L’atto d’indirizzo di Bussetti è un elenco di belle intenzioni. Conferma l’intenzione del governo di procedere a ottimizzare l’esistente, dimenticando il contratto di governo. Il documento presentava una priorità cancellata dal governo.

L’atto di indirizzo di Bussetti

Scrive V. Pascuzzi” l’Atto di indirizzo risulta del tutto generico e vago, dice poco o quasi nulla, non indica i tempi, le scadenze, le risorse economiche implicate, nessun crono-programma o diagramma, nessun PERT o CPM, così da poter monitorare e poi consuntivare; tanto che non risultano consuntivi nemmeno generici degli Atti di indirizzo precedenti. E poi 11 priorità in contemporanea, ex aequo?! Assomiglia a un ossimoro!”
Ottima sintesi di un documento che risente molto del politichese.

L’inclusione è un tavolo traballante

La conferma di quanto ha dichiarato V. Pascuzzi la troviamo, ad esempio nel capitolo inclusione. Si legge, infatti, nell’atto di indirizzo : ” Ridurre la dispersione scolastica che in alcune regioni raggiunge percentuali ancora troppo elevate e favorire l’inclusione anche attraverso l’abbattimento delle barriere, di qualunque natura…Contrastare la dispersione scolastica, anche mediante l’incremento delle opportunità formative sul territorio, nonché attraverso l’arricchimento dell’offerta formativa e il potenzia mento del tempo-scuola.

A questo aggiungo che il Ministro continua a dimenticare la priorità contenuta nel contratto di governo.
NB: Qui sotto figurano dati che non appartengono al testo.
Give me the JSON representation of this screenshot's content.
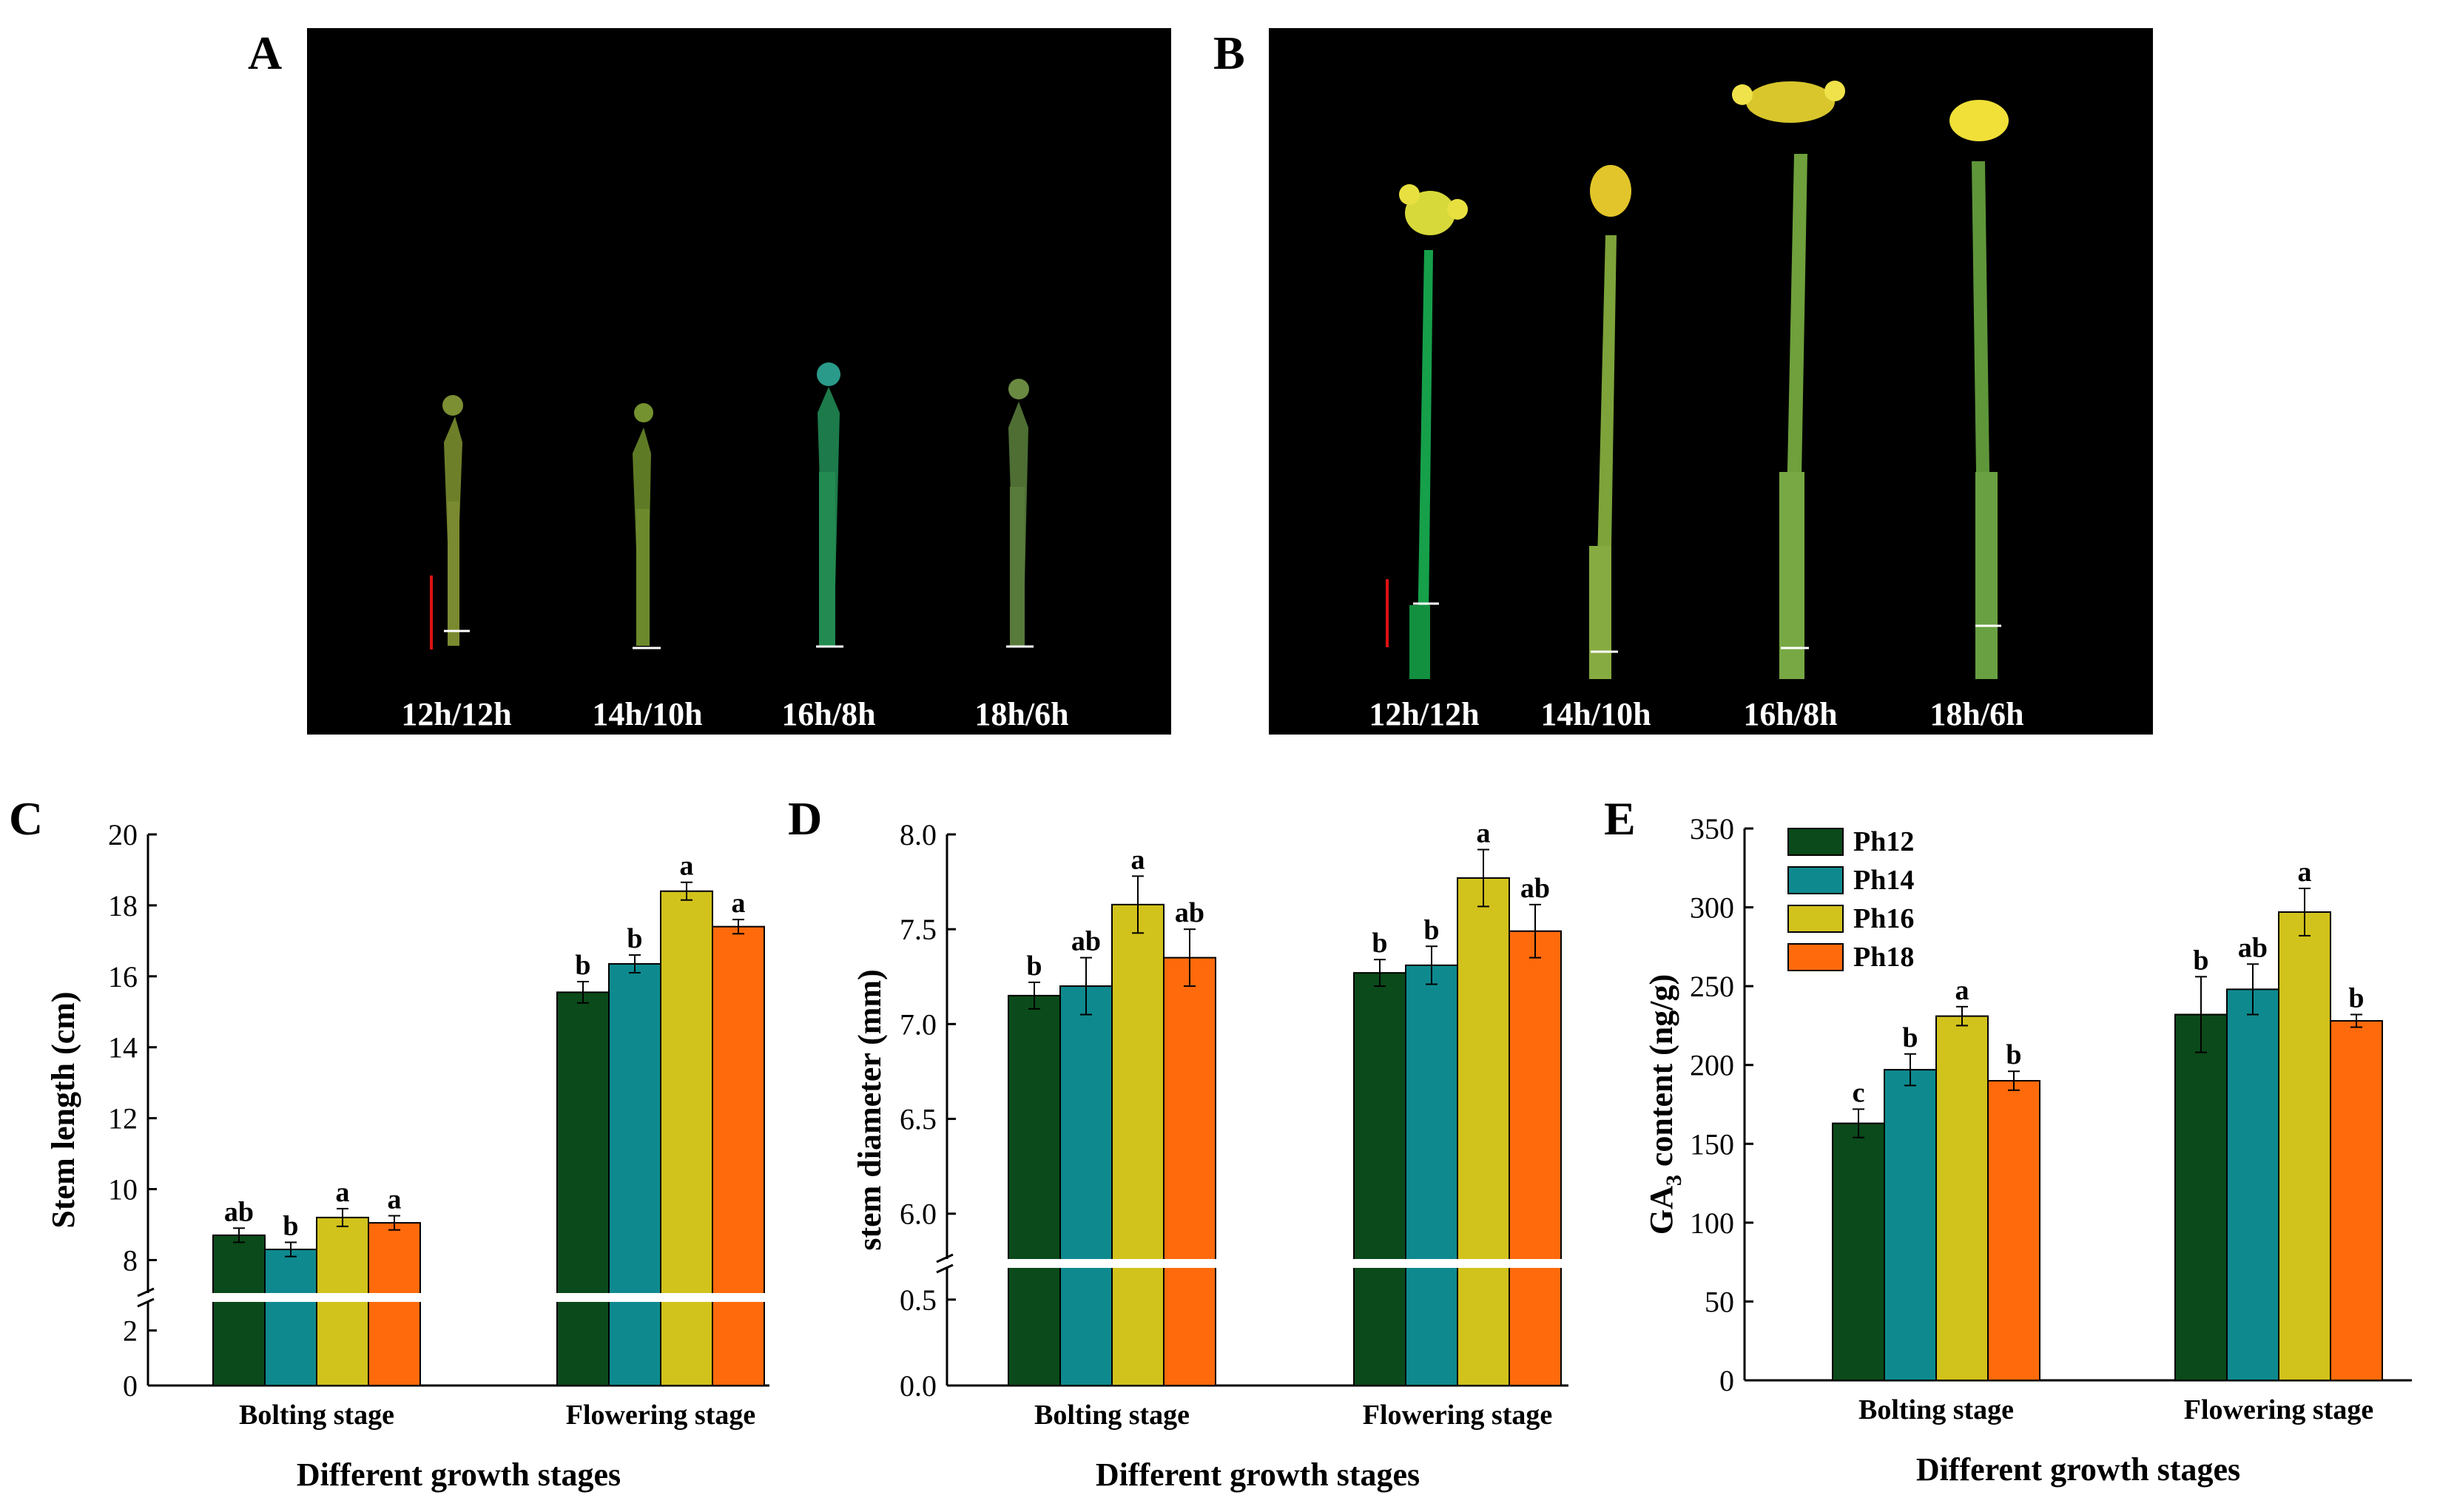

Mi riferisco alle classi pollaio. La loro abolizione è proposta al rigo 11 del suddetto documento, subito dopo l’intenzione di superare la Legge 107/15 Praticamente all’inizio del capitolo “Scuola”.  Ignorare questo obbrobrio organizzativo, che certifica l’invasione di campo del finanzcapitalismo nel sistema scolastico, significa rendere incerta l’inclusione. Infatti, l’impegno dei docenti  a garantire la qualità della formazione  a tutti, assume le caratteristiche di “mission impossible”.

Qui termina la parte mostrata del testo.